Problem G
Lopsided Lineup

Unbalanced scales
(from WikiMedia Commons)

Together with your coworker, Sergey, you are organizing the exciting Billiards and Pool Competition for your coworkers in your small company. However, communication has not been great between you two. You are not sure you and Sergey think alike, but as far as you are concerned, this would be a great opportunity to do some team building. The actual prizes are meaningless, but there is possibly a lot to be gained from this in team bonding. You want to maximise result.

You start reading some pseudo-scientific books on team management, and after some research, you conclude that there are two good ways of team bonding: people feel more connected after either a triumphant victory or a crushing defeat. This gives you a great idea: if you divide your coworkers into two groups that are as far apart in skill level as possible, both teams will experience improved bonding! You therefore think it is optimal to try to make the teams as unbalanced as possible. Make sure, however, that the teams are of equal size.

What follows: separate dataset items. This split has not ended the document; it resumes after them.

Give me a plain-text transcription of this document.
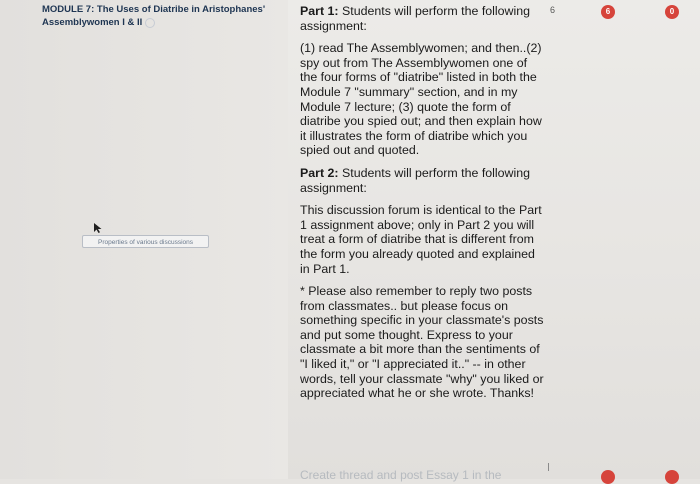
MODULE 7: The Uses of Diatribe in Aristophanes'
Assemblywomen I & II
Properties of various discussions

Part 1: Students will perform the following assignment:

(1) read The Assemblywomen; and then..(2) spy out from The Assemblywomen one of the four forms of "diatribe" listed in both the Module 7 "summary" section, and in my Module 7 lecture; (3) quote the form of diatribe you spied out; and then explain how it illustrates the form of diatribe which you spied out and quoted.

Part 2: Students will perform the following assignment:

This discussion forum is identical to the Part 1 assignment above; only in Part 2 you will treat a form of diatribe that is different from the form you already quoted and explained in Part 1.

* Please also remember to reply two posts from classmates.. but please focus on something specific in your classmate's posts and put some thought. Express to your classmate a bit more than the sentiments of "I liked it," or "I appreciated it.." -- in other words, tell your classmate "why" you liked or appreciated what he or she wrote. Thanks!

Create thread and post Essay 1 in the
6	6	0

With a bit of work you come up with a nice model for the strength of a team. You think team strength is mainly determined by how well two players play together, whether they encourage one another and complement each other’s weaknesses. Whenever two players $i$ and $j$ are in the same team, they increase the team score by an integer $c_{i,j}$. The total score of a team is thus equal to the sum of $c_{i,j}$, over all unordered pairs of players $i$ and $j$ in the team.

Input

The input consists of:

• One line with an even integer $n$ ($2\leq n\leq 1000$), the total number of players.

• $n$ lines, the $i$th of which contains $n$ integers $c_{i,1}, c_{i,2}, \dots , c_{i, n}$ ($-10^6\leq c_{i,j} \leq 10^6$).

  For any $i$ and $j$, it is guaranteed that $c_{i,i} = 0$ and $c_{i,j} = c_{j,i}$.

Output

Output the maximum possible difference in strength between two teams of equal size.

6
0 4 -6 2 3 -3
4 0 2 -6 0 0
-6 2 0 0 2 2
2 -6 0 0 -1 5
3 0 2 -1 0 -4
-3 0 2 5 -4 0

0

4
0 1 2 2
1 0 8 -3
2 8 0 5
2 -3 5 0

6